Researchers have identified a stealthy new remote access tool dubbed ROKRAT that leverages a bevy of anti-detection measures. The RAT targets the Korean language Microsoft Word alternative Hangul Word Processor (HWP).
ROKRAT was detected several weeks ago by Cisco Talos, who said the malware is part of a phishing campaign by threat actors leveraging malicious email attachments. The goal of attackers is complete control over the victim’s system.
“This actor is quick to cover their tracks and very quickly cleaned up their compromised hosts. We believe the compromised infrastructure was live for a mere matter of hours during any campaign,” wrote Cisco Talos researchers Warren Mercer, Paul Rascagneres and Matthew Molyett, who each co-authored a technical post regarding ROKRAT posted on Monday.
“We believe this is a targeted attack aimed at South Korean users in the public sector conducted by a sophisticated threat actor with access to native Korean speakers. Attacks on these individuals may be an attempt to gain a foothold into assets which can be deemed extremely valuable,” wrote Cisco Talos researchers in a previous February post on the same malicious file attachments used by threat actors in this most recent attack.
Targets of ROKRAT are sent phishing messages from an email address tied to South Korea’s Yonsei University on the topic of an upcoming and fictitious “Korean Reunification and North Korean Conference”. Recipients are enticed to open the attachments to provide feedback to conference organizers. While the phishing email references a fake Yonsei University conference, the university did hold a unification conference in January, lending credibility to the message.
Phishing email’s contain two HWP documents, each with an embedded Encapsulated PostScript (EPS) object. “The purpose of the EPS is to exploit a well-known vulnerability (CVE-2013-0808) to download a binary disguised as a .jpg file. This file is decoded and finally an executable is launched: ROKRAT,” said researchers.
The EPS vulnerability CVE-2013-0808 dates back to a 2013 advisory by the Core Exploit Writers Team that warned of a EPS viewer buffer overflow vulnerability, allowing a remote attacker to execute arbitrary code on targeted machines.
“As with all HWP documents, the information is zlib compressed so you must decompress the .EPS to get the true shellcode,” researcher said. The shellcode is used to exploit the CVE-2013-0808 vulnerability and download ROKRAT binary from a C2 server in the form of either a .jpg file named “worker.jpg” or “kingstone.jpg”.
However, if the malware detects a sandbox environment it will not execute and try to confuse security researchers by appearing to connect and load either an Amazon video of a game called “Men of War” or a Hulu anime video called “Golden Time”. Neither of the URLs linking to the videos are malicious.
While the attack focuses on the Korean word processing program HWP, researchers warn the potential of the EPS flaw being exploited in Microsoft Word is a possibility. “Yes, it could since it was an EPS vulnerability.
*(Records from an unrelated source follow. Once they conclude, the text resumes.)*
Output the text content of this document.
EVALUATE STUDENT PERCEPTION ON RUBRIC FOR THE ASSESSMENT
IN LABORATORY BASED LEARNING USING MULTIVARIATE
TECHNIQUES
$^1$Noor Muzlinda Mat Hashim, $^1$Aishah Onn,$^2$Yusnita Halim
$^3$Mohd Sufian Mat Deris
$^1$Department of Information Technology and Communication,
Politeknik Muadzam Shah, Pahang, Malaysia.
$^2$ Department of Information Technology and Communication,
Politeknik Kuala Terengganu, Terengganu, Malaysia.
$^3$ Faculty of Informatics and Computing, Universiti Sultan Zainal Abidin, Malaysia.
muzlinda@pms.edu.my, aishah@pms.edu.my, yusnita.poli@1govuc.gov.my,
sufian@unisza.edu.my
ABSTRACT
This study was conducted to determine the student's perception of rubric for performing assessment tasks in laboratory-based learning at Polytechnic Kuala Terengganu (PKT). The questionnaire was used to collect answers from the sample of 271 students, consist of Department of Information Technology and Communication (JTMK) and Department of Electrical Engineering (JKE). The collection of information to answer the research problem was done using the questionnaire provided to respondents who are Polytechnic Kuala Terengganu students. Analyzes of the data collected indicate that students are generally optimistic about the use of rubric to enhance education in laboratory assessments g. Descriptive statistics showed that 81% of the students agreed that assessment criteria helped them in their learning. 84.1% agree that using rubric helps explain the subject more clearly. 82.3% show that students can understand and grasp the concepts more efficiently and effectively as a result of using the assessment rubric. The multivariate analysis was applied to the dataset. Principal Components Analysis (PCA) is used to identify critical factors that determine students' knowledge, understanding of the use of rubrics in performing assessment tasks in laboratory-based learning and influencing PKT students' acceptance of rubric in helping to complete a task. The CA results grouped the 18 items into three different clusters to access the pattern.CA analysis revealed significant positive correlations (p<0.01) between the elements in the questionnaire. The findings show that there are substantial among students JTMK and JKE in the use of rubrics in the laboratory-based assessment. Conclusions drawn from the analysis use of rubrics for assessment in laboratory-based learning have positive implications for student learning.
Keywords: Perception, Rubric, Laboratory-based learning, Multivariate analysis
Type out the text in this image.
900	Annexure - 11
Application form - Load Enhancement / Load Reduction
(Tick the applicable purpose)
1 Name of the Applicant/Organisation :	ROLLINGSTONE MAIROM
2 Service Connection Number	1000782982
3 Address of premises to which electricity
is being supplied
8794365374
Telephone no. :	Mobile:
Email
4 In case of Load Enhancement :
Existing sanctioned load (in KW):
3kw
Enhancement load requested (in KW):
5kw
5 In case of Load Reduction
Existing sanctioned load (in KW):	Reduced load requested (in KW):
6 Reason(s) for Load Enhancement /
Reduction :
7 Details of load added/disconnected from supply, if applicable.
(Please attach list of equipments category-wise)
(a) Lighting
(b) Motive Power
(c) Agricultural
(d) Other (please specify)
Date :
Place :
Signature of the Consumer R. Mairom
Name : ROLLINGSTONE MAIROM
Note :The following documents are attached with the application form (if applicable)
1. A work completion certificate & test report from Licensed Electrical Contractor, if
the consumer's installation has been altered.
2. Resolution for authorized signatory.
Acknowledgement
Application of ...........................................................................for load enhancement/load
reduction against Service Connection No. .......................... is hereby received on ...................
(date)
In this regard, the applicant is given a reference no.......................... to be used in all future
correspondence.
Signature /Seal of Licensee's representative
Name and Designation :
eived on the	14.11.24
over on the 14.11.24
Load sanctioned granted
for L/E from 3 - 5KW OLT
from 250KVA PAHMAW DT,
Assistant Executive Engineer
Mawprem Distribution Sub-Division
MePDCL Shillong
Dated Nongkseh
Anything that could embed an EPS file could be a potential (attack) vector,” said Craig Williams, senior technical leader, Cisco Talos in an interview with Threatpost.
Post infection, the malware continues its evasive behavior. “The RAT used during this campaign was innovative, using novel communication channels. ROKRAT uses Twitter and two cloud platforms – Yandex and Mediafire – in order to give orders, send files, and get files,” Williams said.
He said blocking malicious communication between the infected hosts and Twitter, Yandex and Mediafire within organizations is extremely difficult because of the fact they are legitimate services. Additionally, each of the services make use of HTTPS connectivity making it much more difficult to identify specific communication patterns or the usage of specific tokens, Williams said.
With control of a victim’s system, threat actors control the targeted computer and can install a keylogger or take application screen shots.
Cisco Talos said that attackers have found success with ROKRAT stating it has identified infected systems communicating with the attacker’s C2 servers as recently as this week.
“This investigation shows us once again that South Korean interests sophisticated threat actors. In this specific case, the actor compromised a legitimate email address of a big forum organized by a university in Seoul in order to forge the spear phishing email which increased the chance of success,” researchers said.